2. I really don’t like big cities. I grew up in a city of 7 million people, but lived and attended school in the Taipei ‘suburbs’. With a population just over half a million, Washington, DC hardly counts as a bustling metropolis. I’ve thus lived for 20 years under the false impression that I love big cities. But here I am, in the heart of London, five minutes from Covent Garden, sardined among tourists and shops. Sirens rip up and down my street and I have yet to experience a minute of pure silence, even in my own room. Sensory overload is deafening, disorienting, and exhausting.
3. I really like cities. There is never a dull moment in this town. If I had a dollar for every time someone quoted Samuel Johnson’s, “when a man is tired of London, he is tired of life,” I would have enough credit for my Oyster card to last the rest of the year. Although peace and quiet may be lacking, the excitement is unparalleled. However frequently I dream of the green grass, clean air, and a cloudless sky, I know that it is unlikely I will ever have the opportunity to live again in the center of such an astounding metropolis.
4. The Kew Gardens are the greatest blessing to London.

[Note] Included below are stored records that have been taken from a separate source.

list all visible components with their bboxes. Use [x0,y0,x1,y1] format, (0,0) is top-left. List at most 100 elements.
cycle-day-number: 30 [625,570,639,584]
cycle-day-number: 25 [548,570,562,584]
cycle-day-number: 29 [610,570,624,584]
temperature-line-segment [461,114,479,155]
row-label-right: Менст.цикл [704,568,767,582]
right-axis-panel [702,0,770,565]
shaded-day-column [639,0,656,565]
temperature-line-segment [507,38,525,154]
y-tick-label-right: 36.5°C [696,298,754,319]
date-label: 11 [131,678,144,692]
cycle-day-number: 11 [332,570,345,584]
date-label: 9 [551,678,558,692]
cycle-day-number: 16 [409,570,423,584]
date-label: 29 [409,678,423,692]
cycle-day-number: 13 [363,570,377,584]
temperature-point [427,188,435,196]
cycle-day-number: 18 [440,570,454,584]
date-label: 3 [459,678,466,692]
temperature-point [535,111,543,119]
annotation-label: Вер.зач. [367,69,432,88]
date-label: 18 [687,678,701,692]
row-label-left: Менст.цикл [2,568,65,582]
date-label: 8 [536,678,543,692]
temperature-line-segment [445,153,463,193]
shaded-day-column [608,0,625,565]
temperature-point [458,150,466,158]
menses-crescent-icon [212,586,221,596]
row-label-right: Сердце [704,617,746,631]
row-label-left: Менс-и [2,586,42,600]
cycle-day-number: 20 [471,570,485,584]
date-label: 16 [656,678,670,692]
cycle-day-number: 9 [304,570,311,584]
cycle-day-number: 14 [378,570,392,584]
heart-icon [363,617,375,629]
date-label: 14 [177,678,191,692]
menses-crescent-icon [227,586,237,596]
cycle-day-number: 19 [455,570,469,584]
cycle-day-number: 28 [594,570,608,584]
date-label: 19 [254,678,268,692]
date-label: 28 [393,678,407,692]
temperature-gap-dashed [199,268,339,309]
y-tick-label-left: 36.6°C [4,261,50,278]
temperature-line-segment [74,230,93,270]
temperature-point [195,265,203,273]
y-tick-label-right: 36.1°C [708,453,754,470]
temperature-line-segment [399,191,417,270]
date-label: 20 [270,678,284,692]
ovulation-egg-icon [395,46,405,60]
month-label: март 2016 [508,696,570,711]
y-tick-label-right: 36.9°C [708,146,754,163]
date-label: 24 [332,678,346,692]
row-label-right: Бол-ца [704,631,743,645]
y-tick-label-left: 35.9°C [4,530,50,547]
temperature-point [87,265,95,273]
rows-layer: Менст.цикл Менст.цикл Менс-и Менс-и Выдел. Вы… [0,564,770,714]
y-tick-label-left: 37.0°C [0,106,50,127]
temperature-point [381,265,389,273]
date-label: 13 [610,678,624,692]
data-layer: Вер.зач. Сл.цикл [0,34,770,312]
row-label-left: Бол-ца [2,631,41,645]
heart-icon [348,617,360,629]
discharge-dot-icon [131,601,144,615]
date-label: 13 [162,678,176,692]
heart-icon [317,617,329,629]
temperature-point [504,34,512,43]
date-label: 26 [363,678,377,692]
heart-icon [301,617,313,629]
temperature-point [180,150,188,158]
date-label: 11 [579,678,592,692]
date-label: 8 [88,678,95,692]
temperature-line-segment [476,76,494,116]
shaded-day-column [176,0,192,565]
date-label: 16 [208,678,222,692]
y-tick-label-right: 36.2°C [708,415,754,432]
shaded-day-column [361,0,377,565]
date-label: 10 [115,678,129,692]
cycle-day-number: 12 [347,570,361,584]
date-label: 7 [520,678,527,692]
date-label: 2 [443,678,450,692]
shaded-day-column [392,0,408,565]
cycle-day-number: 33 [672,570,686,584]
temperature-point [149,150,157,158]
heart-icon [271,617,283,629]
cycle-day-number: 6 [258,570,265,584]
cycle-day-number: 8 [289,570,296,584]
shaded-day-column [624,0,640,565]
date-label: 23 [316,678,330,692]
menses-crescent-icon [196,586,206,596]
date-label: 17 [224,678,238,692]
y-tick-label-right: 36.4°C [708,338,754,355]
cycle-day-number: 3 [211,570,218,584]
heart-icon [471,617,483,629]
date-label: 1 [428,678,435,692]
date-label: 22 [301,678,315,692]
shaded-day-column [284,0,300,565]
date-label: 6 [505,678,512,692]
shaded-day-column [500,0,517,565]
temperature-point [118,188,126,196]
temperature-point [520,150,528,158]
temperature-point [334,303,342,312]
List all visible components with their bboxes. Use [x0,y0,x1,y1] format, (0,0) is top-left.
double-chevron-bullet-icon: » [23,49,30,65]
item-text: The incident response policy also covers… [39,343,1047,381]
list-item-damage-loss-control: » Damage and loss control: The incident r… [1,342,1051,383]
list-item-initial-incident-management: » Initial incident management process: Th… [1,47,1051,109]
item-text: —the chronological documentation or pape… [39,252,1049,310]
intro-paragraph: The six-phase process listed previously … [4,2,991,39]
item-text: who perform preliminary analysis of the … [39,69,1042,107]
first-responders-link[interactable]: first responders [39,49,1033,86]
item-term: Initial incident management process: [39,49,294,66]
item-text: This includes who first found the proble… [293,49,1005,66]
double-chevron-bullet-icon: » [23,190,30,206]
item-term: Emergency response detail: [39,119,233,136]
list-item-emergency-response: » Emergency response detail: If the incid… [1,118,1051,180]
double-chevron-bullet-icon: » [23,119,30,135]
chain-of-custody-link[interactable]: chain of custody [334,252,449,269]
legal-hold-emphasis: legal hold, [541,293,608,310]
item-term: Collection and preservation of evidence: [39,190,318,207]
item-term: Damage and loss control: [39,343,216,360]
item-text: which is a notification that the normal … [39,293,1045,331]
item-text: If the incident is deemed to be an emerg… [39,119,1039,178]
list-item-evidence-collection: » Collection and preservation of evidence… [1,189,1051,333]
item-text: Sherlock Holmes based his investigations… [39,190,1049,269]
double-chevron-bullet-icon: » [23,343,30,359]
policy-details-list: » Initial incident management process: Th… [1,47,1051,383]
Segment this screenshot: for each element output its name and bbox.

My desperate search for serious foliage and revitalizing tranquility led me to the royal botanic gardens. In the enchanting hours of my first visit, I wandered through the deliciously humid Palm House and marveled at the adorable pebble plants in the Conservatory. As I parted the gentle curtains of willows in the arboretum, I realized that this was exactly what I had been looking for. You won’t be surprised that I now have a year-long membership and look forward to “Christmas at Kew.”

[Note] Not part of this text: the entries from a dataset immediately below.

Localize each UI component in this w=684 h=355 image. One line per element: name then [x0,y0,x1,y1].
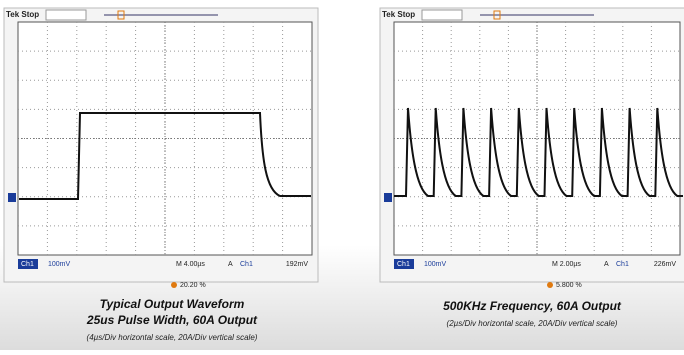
figure: Tek Stop Ch1 100mV M 4.00µs A Ch1 192mV 20.20 %… [0,0,684,350]
position-icon [171,282,177,288]
position-label: 20.20 % [180,282,206,289]
timebase-label: M 2.00µs [552,261,581,268]
trigger-mode: A [228,261,233,268]
position-label: 5.800 % [556,282,582,289]
channel-label: Ch1 [21,261,34,268]
header-box [422,10,462,20]
ground-marker [384,193,392,202]
trigger-level: 192mV [286,261,309,268]
ground-marker [8,193,16,202]
caption-note: (2µs/Div horizontal scale, 20A/Div verti… [447,319,618,328]
channel-label: Ch1 [397,261,410,268]
volts-label: 100mV [424,261,447,268]
caption-title: Typical Output Waveform [100,297,245,311]
scope-header: Tek Stop [382,10,415,19]
scope-header: Tek Stop [6,10,39,19]
header-box [46,10,86,20]
trigger-channel: Ch1 [240,261,253,268]
trigger-level: 226mV [654,261,677,268]
timebase-label: M 4.00µs [176,261,205,268]
trigger-mode: A [604,261,609,268]
caption-note: (4µs/Div horizontal scale, 20A/Div verti… [87,333,258,342]
page: {"left": {"header": "Tek Stop", "channel… [0,0,684,350]
caption-subtitle: 25us Pulse Width, 60A Output [86,313,258,327]
volts-label: 100mV [48,261,71,268]
position-icon [547,282,553,288]
caption-title: 500KHz Frequency, 60A Output [443,299,622,313]
trigger-channel: Ch1 [616,261,629,268]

5. I am terribly homesick for Chinese and Taiwanese food. I did not realize just how badly D.C. had me starved. Chinatown is 15 minutes from my front door, and I fold to the temptation of hot pork dumplings twice a week.
6. Sunlight is unbelievably important. Moving from the gray skies and polluted streets of the outdoors to the harsh LED lights of the indoors has left something deep inside me aching for vitamin D. I came to London fully aware of the weather I would be suffering, but I cannot speak to the pure euphoria of a rare, blue-skied, soul-warming moment of sunlight.
7. Loneliness is inevitable but the joy in a moment of shared humanity is worth everything. I would safely assume that most students who are abroad have experienced multiple moments of profound loneliness. The loneliness of metropolitan anonymity in a new, English-speaking country probably does not compare to that of a small town in a foreign country with a foreign culture and language, but it is loneliness just the same. I find myself craving strange things I didn’t even know were comforts; the community of a campus-based university, the quiet and untainted beauty of the waterfront, a big heaping bowl of Chipotle. It doesn’t matter how much I’ve traveled or how many countries I’ve lived in, a new home will always take adjusting to.
But in the beautiful moments where I find a kindred spirit, someone with a familiar accent who is just as far away from home, someone with a new accent who enjoys a bowl of noodles as much as I do, a stranger on the tube who is chuckling just as hard at the conversation happening between us, it’s not hard to remember that I’m not fully alone on my journey. The new faces who will form a part of my great adventure lie around every corner, simply waiting for a friendly ‘hi’.